The official adoption of the Chapel by the regiment was marked by the establishment of an endowment fund in the twentieth century that was eventually entrusted to the Friends of Canterbury Cathedral in 1948. The Buffs Memorial 1914-1919 was a reredos designed in the offices of W. D. Caroe and includes figures of St. Michael, St. George and St. Paul. This was altered in 1952 and a new altar was added.
The Turning Of The Page Ceremony
Since 1926, at 11am each day a page in the Book of Life is turned on which is inscribed the names of Buffs who have given their lives for their country, 6,500 from the First War alone. Initially the privilege of carrying out this task fell upon a recruit selected daily for good conduct and special attention to duty.

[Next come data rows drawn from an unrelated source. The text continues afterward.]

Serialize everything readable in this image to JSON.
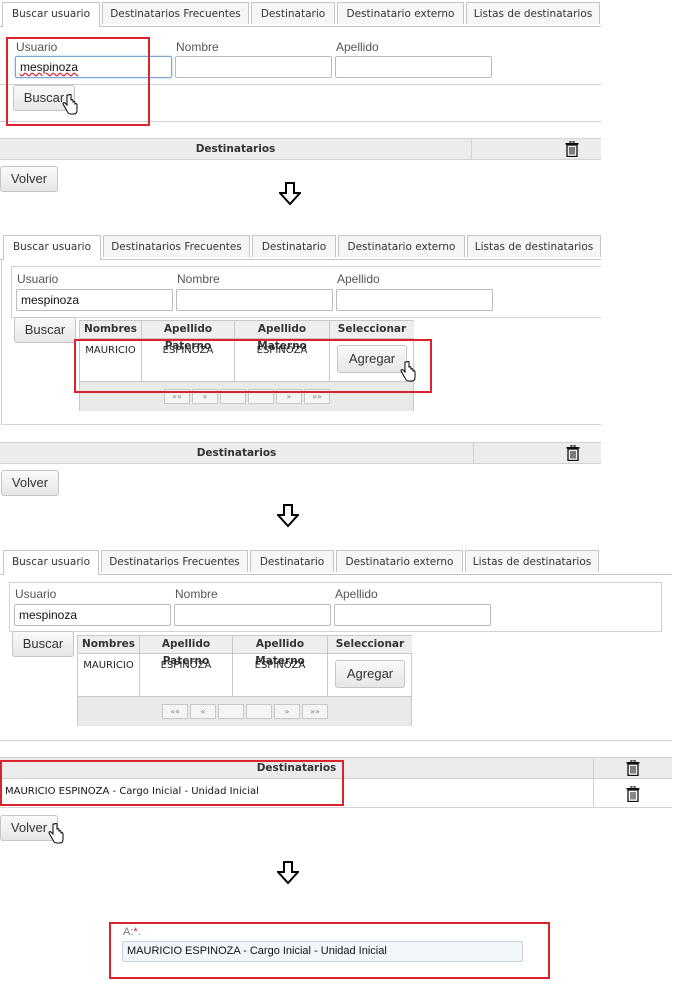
{
  "tabs": [
    "Buscar usuario",
    "Destinatarios Frecuentes",
    "Destinatario",
    "Destinatario externo",
    "Listas de destinatarios"
  ],
  "form": {
    "usuario_label": "Usuario",
    "nombre_label": "Nombre",
    "apellido_label": "Apellido",
    "usuario_value": "mespinoza",
    "buscar_label": "Buscar"
  },
  "results": {
    "headers": [
      "Nombres",
      "Apellido Paterno",
      "Apellido Materno",
      "Seleccionar"
    ],
    "row": {
      "nombres": "MAURICIO",
      "apellido_paterno": "ESPINOZA",
      "apellido_materno": "ESPINOZA",
      "action": "Agregar"
    },
    "pager": [
      "««",
      "«",
      "",
      "",
      "»",
      "»»"
    ]
  },
  "destinatarios": {
    "header": "Destinatarios",
    "entry": "MAURICIO ESPINOZA - Cargo Inicial - Unidad Inicial"
  },
  "volver_label": "Volver",
  "final_field": {
    "label": "A:",
    "required_mark": "*",
    "label_suffix": ".",
    "value": "MAURICIO ESPINOZA - Cargo Inicial - Unidad Inicial"
  },
  "colors": {
    "highlight": "#d9232d",
    "header_bg": "#ececec"
  },
  "icons": [
    "trash-icon",
    "down-arrow-icon",
    "hand-cursor-icon"
  ]
}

The first of these “Stick Orderlies” as they became known, was Private J. H. Stone who on 14th June 1926, in the presence of the Dean, the Very Reverend G. K. A. Bell, and the Depot Commander, Major J. V. R. Jackson imitated a ritual which is still carried on to this day but now the honour falls on a member of our Regimental Association.
In November 1940, a 16 year old boy soldier, Sidney Pulman of The Buffs, earned the praise of the Regiment for his courage and bearing during an air attack on Canterbury Cathedral. On that wartime morning, young Sidney was stick orderly of the day and it was his duty to Turn the Page. Having marched through the streets of Canterbury, as was the tradition, Sidney stood in front of the Book of Life ready to Turn the Page at 11am. As Sidney was about to Turn the Page, a German aircraft attacked Canterbury and a bomb shattered The Buffs memorial window, covering Sidney with glass splinters.
He was unmoved and continued to carry out his duty calmly and quietly with great reverence demonstrating courage and resolve way beyond his tender years. When the late King George V1 visited Canterbury in 1946, Sidney Pulman was chosen to “Turn the Page” in front of his King in recognition of his heroism six years previously.
Each weekday at 11am, the bell of HMS Canterbury is rung and a page in one of the Books of Life is turned. The ceremony started in 1926 when the smartest soldier on The Buffs Depot Quarter Guard marched from the barracks to the Cathedral.
Today the tradition is normally carried on by members of the Queen’s Own Buffs Regimental Association.